Na segunda-feira de manhã seguinte, Riley sentia-se profundamnete desconfortável ao sentar-se para assistir à aula de psicologia.
Era, no final de contas, a primeira aula a que assistia depois da morte de Rhea quatro dias antes.
Também era a aula para a qual tentara estudar antes de ela e as amigas terem ido ao Centaur’s Den.
Havia pouca gente na aula – muitos alunos em Lanton ainda não se sentiam preparados para regressar aos estudos. Trudy também lá estava, mas Riley sabia que a sua companheira de quarto também se sentia desconfortável com aquela pressa para regressar à “normalidade”. Os outros alunos estavam todos invulgarmente silenciosos nos seus lugares.
Ao ver o Professor Brant Hayman a entrar na sala, Riley ficou mais tranquila. Era jovem e muito bem-parecido. Ela lembrava-se da Trudy dizer a Rhea…
“A Riley gosta de impressionar o Professor Hayman. Tem um fraquinho por ele.”
Riley encolheu-se perante aquela memória.
Obviamente que não queria pensar que tinha um “fraquinho” por ele.
A questão é que ela estudara com ele quando era caloira. Ele ainda não era Professor, apenas um assistente. Já naquela altura ele lhe parecera um professor fantástico – informativo, entusiástico e às vezes divertido.

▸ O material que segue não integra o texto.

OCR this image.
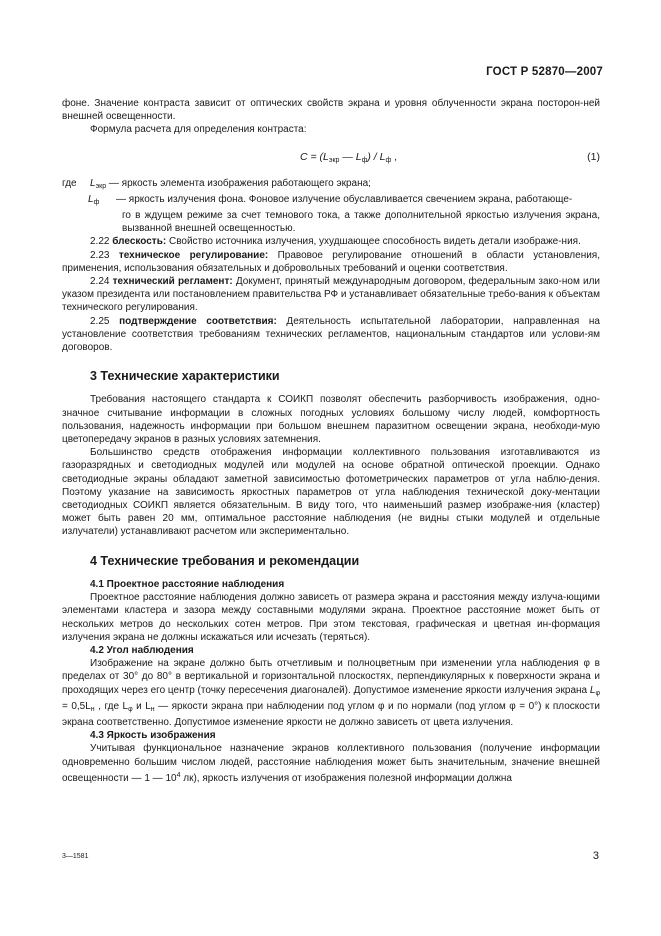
ГОСТ Р 52870—2007

фоне. Значение контраста зависит от оптических свойств экрана и уровня облученности экрана посторон-ней внешней освещенности.

Формула расчета для определения контраста:

$C = (L_{экр}$ — $L_ф) / L_ф$ ,	(1)
где	$L_{экр}$ — яркость элемента изображения работающего экрана;
$L_ф$	— яркость излучения фона. Фоновое излучение обуславливается свечением экрана, работающе-

го в ждущем режиме за счет темнового тока, а также дополнительной яркостью излучения экрана, вызванной внешней освещенностью.

2.22 блескость: Свойство источника излучения, ухудшающее способность видеть детали изображе-ния.

2.23 техническое регулирование: Правовое регулирование отношений в области установления, применения, использования обязательных и добровольных требований и оценки соответствия.

2.24 технический регламент: Документ, принятый международным договором, федеральным зако-ном или указом президента или постановлением правительства РФ и устанавливает обязательные требо-вания к объектам технического регулирования.

2.25 подтверждение соответствия: Деятельность испытательной лаборатории, направленная на установление соответствия требованиям технических регламентов, национальным стандартов или услови-ям договоров.

3 Технические характеристики

Требования настоящего стандарта к СОИКП позволят обеспечить разборчивость изображения, одно-значное считывание информации в сложных погодных условиях большому числу людей, комфортность пользования, надежность информации при большом внешнем паразитном освещении экрана, необходи-мую цветопередачу экранов в разных условиях затемнения.

Большинство средств отображения информации коллективного пользования изготавливаются из газоразрядных и светодиодных модулей или модулей на основе обратной оптической проекции. Однако светодиодные экраны обладают заметной зависимостью фотометрических параметров от угла наблю-дения. Поэтому указание на зависимость яркостных параметров от угла наблюдения технической доку-ментации светодиодных СОИКП является обязательным. В виду того, что наименьший размер изображе-ния (кластер) может быть равен 20 мм, оптимальное расстояние наблюдения (не видны стыки модулей и отдельные излучатели) устанавливают расчетом или экспериментально.

4 Технические требования и рекомендации
4.1 Проектное расстояние наблюдения

Проектное расстояние наблюдения должно зависеть от размера экрана и расстояния между излуча-ющими элементами кластера и зазора между составными модулями экрана. Проектное расстояние может быть от нескольких метров до нескольких сотен метров. При этом текстовая, графическая и цветная ин-формация излучения экрана не должны искажаться или исчезать (теряться).

4.2 Угол наблюдения

Изображение на экране должно быть отчетливым и полноцветным при изменении угла наблюдения φ в пределах от 30° до 80° в вертикальной и горизонтальной плоскостях, перпендикулярных к поверхности экрана и проходящих через его центр (точку пересечения диагоналей). Допустимое изменение яркости излучения экрана $L_\varphi = 0,5L_н$ , где $L_\varphi$ и $L_н$ — яркости экрана при наблюдении под углом φ и по нормали (под углом φ = 0°) к плоскости экрана соответственно. Допустимое изменение яркости не должно зависеть от цвета излучения.

4.3 Яркость изображения

Учитывая функциональное назначение экранов коллективного пользования (получение информации одновременно большим числом людей, расстояние наблюдения может быть значительным, значение внешней освещенности — 1 — $10^4$ лк), яркость излучения от изображения полезной информации должна

3—1581	3
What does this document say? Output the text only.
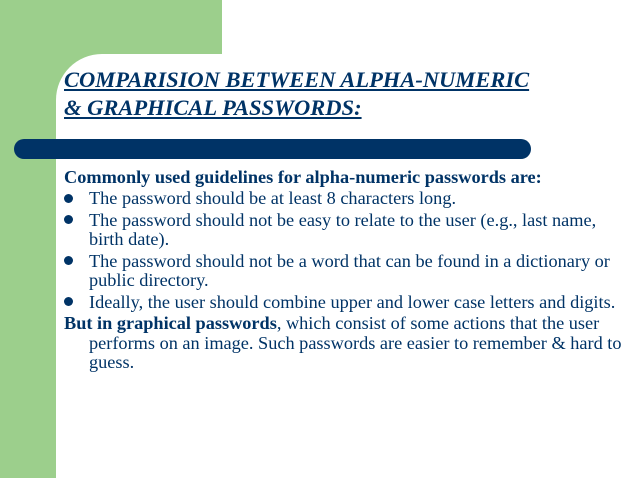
COMPARISION BETWEEN ALPHA-NUMERIC
& GRAPHICAL PASSWORDS:

Commonly used guidelines for alpha-numeric passwords are:

The password should be at least 8 characters long.
The password should not be easy to relate to the user (e.g., last name, birth date).
The password should not be a word that can be found in a dictionary or public directory.
Ideally, the user should combine upper and lower case letters and digits.

But in graphical passwords, which consist of some actions that the user performs on an image. Such passwords are easier to remember & hard to guess.
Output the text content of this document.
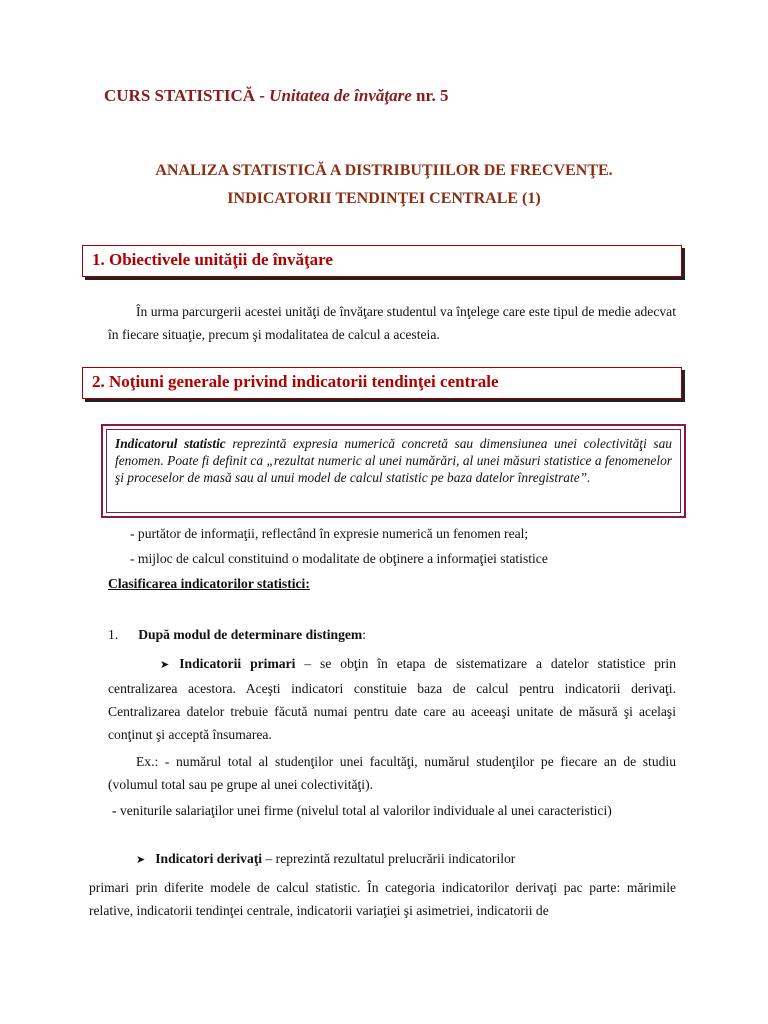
CURS STATISTICĂ - Unitatea de învăţare nr. 5
ANALIZA STATISTICĂ A DISTRIBUŢIILOR DE FRECVENŢE.
INDICATORII TENDINŢEI CENTRALE (1)
1. Obiectivele unităţii de învăţare
În urma parcurgerii acestei unităţi de învăţare studentul va înţelege care este tipul de medie adecvat în fiecare situaţie, precum şi modalitatea de calcul a acesteia.
2. Noţiuni generale privind indicatorii tendinţei centrale
Indicatorul statistic reprezintă expresia numerică concretă sau dimensiunea unei colectivităţi sau fenomen. Poate fi definit ca „rezultat numeric al unei numărări, al unei măsuri statistice a fenomenelor şi proceselor de masă sau al unui model de calcul statistic pe baza datelor înregistrate”.
- purtător de informaţii, reflectând în expresie numerică un fenomen real;
- mijloc de calcul constituind o modalitate de obţinere a informaţiei statistice
Clasificarea indicatorilor statistici:
1. După modul de determinare distingem:
➤ Indicatorii primari – se obţin în etapa de sistematizare a datelor statistice prin centralizarea acestora. Aceşti indicatori constituie baza de calcul pentru indicatorii derivaţi. Centralizarea datelor trebuie făcută numai pentru date care au aceeaşi unitate de măsură şi acelaşi conţinut şi acceptă însumarea.
Ex.: - numărul total al studenţilor unei facultăţi, numărul studenţilor pe fiecare an de studiu (volumul total sau pe grupe al unei colectivităţi).
- veniturile salariaţilor unei firme (nivelul total al valorilor individuale al unei caracteristici)
➤ Indicatori derivaţi – reprezintă rezultatul prelucrării indicatorilor
primari prin diferite modele de calcul statistic. În categoria indicatorilor derivaţi pac parte: mărimile relative, indicatorii tendinţei centrale, indicatorii variaţiei şi asimetriei, indicatorii de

Naquele dia, a expressão do Dr. Hayman era séria ao pousar a mala na secretária e olhar para os alunos. Riley apercebeu-se que ele ia direto ao assunto.
Disse, “Reparem, há um elefante nesta sala. Todos sabemos o que é. Temos que limpar o ar. Temos que discutir isto abertamente.”
Riley susteve a respiração. Ela tinha a certeza que não ia gostar do que se ia passar de seguida.
Então Hayman disse…
“Alguém aqui conhecia a Rhea Thorson? Não como conhecida, não como alguém com quem se cruzavam de vez em quando no campus. Refiro-me a conhecer muito bem. A ser amigo.”
Riley levantou a mão timidamente e Trudy também. Mais ninguém na sala o fez.
Então Hayman perguntou, “O que é que vocês as duas têm sentido desde que ela foi assassinada?”
Riley encolheu-se um pouco.
Era, afinal de contas, a mesma pergunta que ouvira os jornalistas perguntarem a Cassie e Gina na sexta-feira. Riley conseguira evitar aqueles jornalistas, mas teria que responder àquela pergunta agora?
Recordou-se que aquilo era uma aula de psicologia. Estavam ali para abordar aquele tipo de questões.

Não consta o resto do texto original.